Противоположная комбинация: абсолютно личное общение с книгой, без посредников и вне присутствия других читателей, могло происходить за стенами дома, в открытом внешнем пространстве. Да, по вечерам Пипс читает у себя, но он много читает и во время дневных перемещений по Лондону.
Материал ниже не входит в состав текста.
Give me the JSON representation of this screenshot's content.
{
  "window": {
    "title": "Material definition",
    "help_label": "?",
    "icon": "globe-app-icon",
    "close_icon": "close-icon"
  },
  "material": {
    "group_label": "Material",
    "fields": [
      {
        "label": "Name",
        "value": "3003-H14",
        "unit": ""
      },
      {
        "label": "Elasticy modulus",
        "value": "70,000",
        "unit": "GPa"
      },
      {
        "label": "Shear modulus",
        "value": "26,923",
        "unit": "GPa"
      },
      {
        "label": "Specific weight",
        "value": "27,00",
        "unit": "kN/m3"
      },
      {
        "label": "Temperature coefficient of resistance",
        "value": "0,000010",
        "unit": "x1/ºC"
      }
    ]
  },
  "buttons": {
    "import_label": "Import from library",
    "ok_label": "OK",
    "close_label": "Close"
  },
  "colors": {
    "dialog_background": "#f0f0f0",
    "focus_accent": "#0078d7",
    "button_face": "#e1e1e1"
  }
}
Чтение сочетается с ходьбой: «И тогда я дошел до Дептфорда, где не бывал очень давно, и заплатил экипажу „Милфорда”. <…> После обеда пришел сэр У. Батон, и я оставил его выплачивать жалование другому судну, а сам пешком домой, опять читая по пути книжечку новых стихов Коули, данную мне его братом» (18 ноября 1663 года). 9 мая 1666 года он снова в Дептфорде: «Пешком назад, снова читая книги по гражданском праву». Или 17 августа 1666 года: «Вниз по воде до Вулиджа, дальше я один пешком до Гринвича, заканчивая „Приключения пяти часов”[84], которые, сказать по правде, лучшая из читанных мною пьес». Оно же помогает скоротать время путешествий по Темзе: «Отправился в Ридриф по реке, читая новую французскую книжку, которую мне сегодня дал лорд Баункер, „Любовная история галлов”[85], хороший памфлет против любовных интриг при французском дворе» (1 мая 1666 года). 10 июня 1667 года он возвращается из Грейвзенда: «Отправился домой и, пока было светло, читал книгу Бойля о гидростатике, лучшую из всего, что я когда–либо читал. <…> Когда стало слишком темно, чтобы читать, я лег и задремал, была хорошая погода».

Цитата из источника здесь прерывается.